Die russischen Medien rechneten dies ihrem Team hoch an. "Unsere Spieler haben Edelmut bewiesen und einer Fortsetzung des Spiels zugestimmt. Russland hat ein reines Gewissen", schrieb der Sport-Express. Die Komsomolskaja Prawda fragte indes: "Kann man das überhaupt ein Spiel nennen?" "Es ist eine Schande", sagte Montenegros sichtlich erschütterter Trainer Branko Brnovic. "Die Frage ist, was jetzt mit dem Fußball in Montenegro passieren wird." Verbands-Generalsekretär Momir Djurdjevac klagte über die Hooligans: "Sie singen 'Ich liebe Montenegro', aber sie tun das Gegenteil." Die Zeitung Vijesti schrieb am Samstag: "Schmach und Schande." Das bedeute das Ende des Fußballs in Montenegro "als zivilisierter Sport; wenigstens auf absehbare Zeit", befürchtete das Blatt.

Die Attacke gegen Akinfejew ist der zweite Skandal in der laufenden EM-Qualifikation.
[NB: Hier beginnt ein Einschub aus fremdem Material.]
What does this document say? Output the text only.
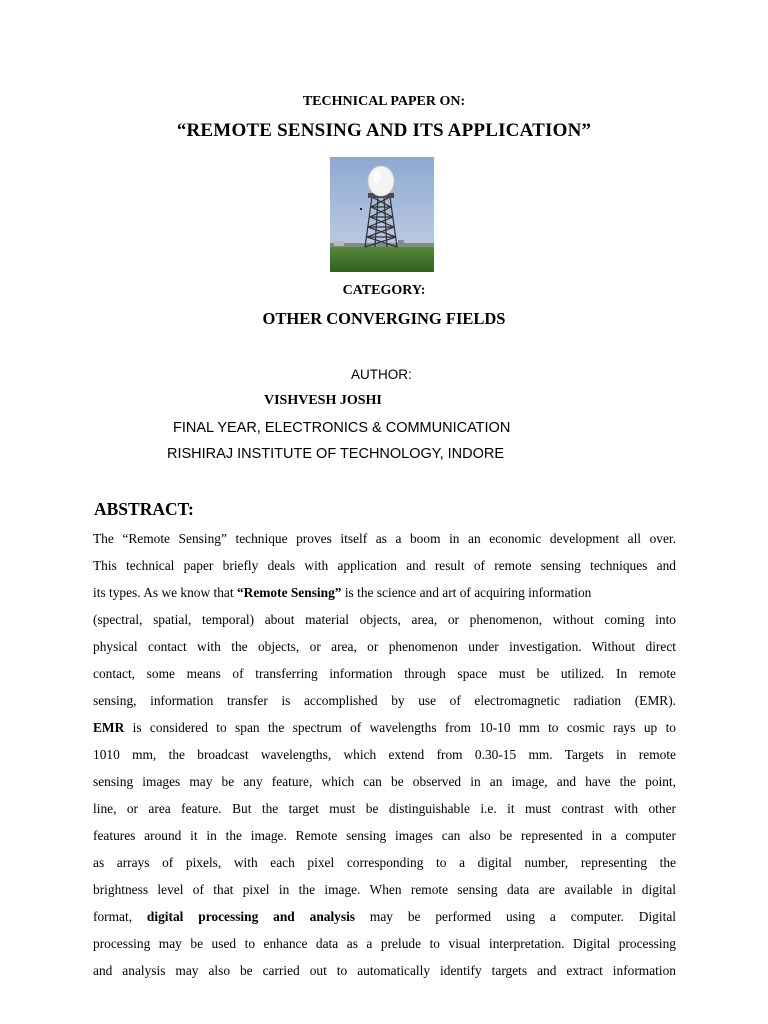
TECHNICAL PAPER ON:
“REMOTE SENSING AND ITS APPLICATION”
CATEGORY:
OTHER CONVERGING FIELDS
AUTHOR:
VISHVESH JOSHI
FINAL YEAR, ELECTRONICS & COMMUNICATION
RISHIRAJ INSTITUTE OF TECHNOLOGY, INDORE
ABSTRACT:
The “Remote Sensing” technique proves itself as a boom in an economic development all over.
This technical paper briefly deals with application and result of remote sensing techniques and
its types. As we know that “Remote Sensing” is the science and art of acquiring information
(spectral, spatial, temporal) about material objects, area, or phenomenon, without coming into
physical contact with the objects, or area, or phenomenon under investigation. Without direct
contact, some means of transferring information through space must be utilized. In remote
sensing, information transfer is accomplished by use of electromagnetic radiation (EMR).
EMR is considered to span the spectrum of wavelengths from 10-10 mm to cosmic rays up to
1010 mm, the broadcast wavelengths, which extend from 0.30-15 mm. Targets in remote
sensing images may be any feature, which can be observed in an image, and have the point,
line, or area feature. But the target must be distinguishable i.e. it must contrast with other
features around it in the image. Remote sensing images can also be represented in a computer
as arrays of pixels, with each pixel corresponding to a digital number, representing the
brightness level of that pixel in the image. When remote sensing data are available in digital
format, digital processing and analysis may be performed using a computer. Digital
processing may be used to enhance data as a prelude to visual interpretation. Digital processing
and analysis may also be carried out to automatically identify targets and extract information
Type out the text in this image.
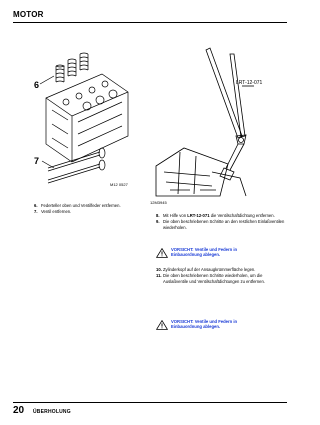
MOTOR
6
7
M12 0527
LRT-12-071
12M3945
6. Federteller oben und Ventilfeder entfernen.
7. Ventil entfernen.
8. Mit Hilfe von LRT-12-071 die Ventilschaftdichtung entfernen.
9. Die oben beschriebenen Schritte an den restlichen Einlaßventilen wiederholen.
VORSICHT: Ventile und Federn in
Einbauordnung ablegen.
10. Zylinderkopf auf der Ansaugkrümmerfläche legen.
11. Die oben beschriebenen Schritte wiederholen, um die Auslaßventile und Ventilschaftdichtungen zu entfernen.
VORSICHT: Ventile und Federn in
Einbauordnung ablegen.
20 ÜBERHOLUNG
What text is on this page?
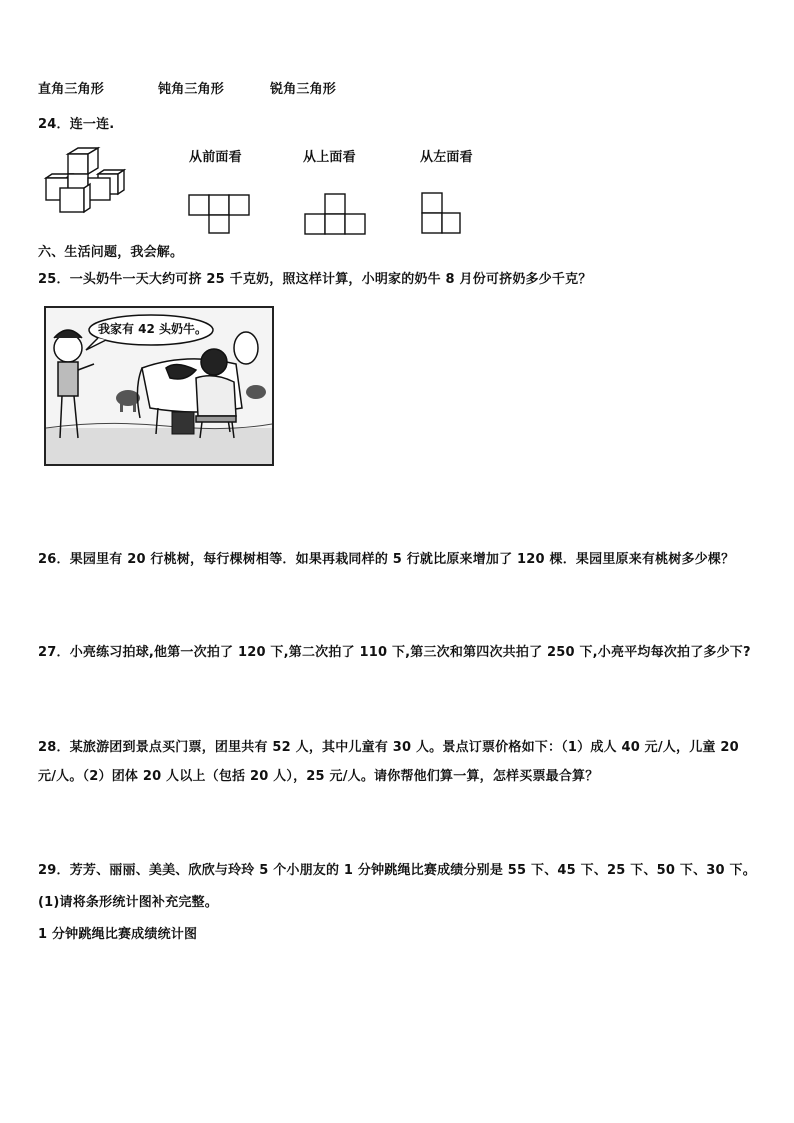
直角三角形	钝角三角形	锐角三角形
24．连一连.
从前面看	从上面看	从左面看
六、生活问题，我会解。
25．一头奶牛一天大约可挤 25 千克奶，照这样计算，小明家的奶牛 8 月份可挤奶多少千克？
我家有 42 头奶牛。
26．果园里有 20 行桃树，每行棵树相等．如果再栽同样的 5 行就比原来增加了 120 棵．果园里原来有桃树多少棵？
27．小亮练习拍球,他第一次拍了 120 下,第二次拍了 110 下,第三次和第四次共拍了 250 下,小亮平均每次拍了多少下?
28．某旅游团到景点买门票，团里共有 52 人，其中儿童有 30 人。景点订票价格如下：（1）成人 40 元/人，儿童 20
元/人。（2）团体 20 人以上（包括 20 人），25 元/人。请你帮他们算一算，怎样买票最合算？
29．芳芳、丽丽、美美、欣欣与玲玲 5 个小朋友的 1 分钟跳绳比赛成绩分别是 55 下、45 下、25 下、50 下、30 下。
(1)请将条形统计图补充完整。
1 分钟跳绳比赛成绩统计图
Erst im Oktober war das Spiel zwischen Serbien und Albanien abgebrochen worden. Auslöser war eine ferngesteuerte Drohne im Stadion, an der eine Fahne mit einer Abbildung Großalbaniens befestigt war. Danach kam es zu Ausschreitungen. Die Uefa wertete die Partie nachträglich mit 3:0 für Serbien, zog den Gastgebern die drei Punkte aber postwendend ab. Beide Verbände wurden zudem mit einer Geldstrafe von jeweils 100 000 Euro belegt.

Auch für Montenegro dürften die Ausschreitungen vom Freitagabend ein Nachspiel haben. Beobachter erwarten, dass die Uefa das Spiel nachträglich zugunsten Russlands wertet. Die Uefa kündigte an, zunächst die Berichte ihrer Delegierten und von Aytekin abzuwarten, ehe ein Disziplinarverfahren eröffnet wird. Montenegro drohen unter anderem Sanktionen wie der Ausschluss der Zuschauer in den kommenden Spielen. Vor der Entscheidung der Uefa liegen Russland und Montenegro in der Gruppe G mit je fünf Punkten auf den Plätzen drei und vier hinter Österreich (13) und Schweden (9).

Russlands Torhüter Akinfejew hat mittlerweile Entwarnung gegeben. "Ich möchte mich bei allen bedanken, die mich unterstützt haben. Ich fühle mich jetzt gut", erklärte der 28-Jährige am Samstag auf der RFS-Webseite.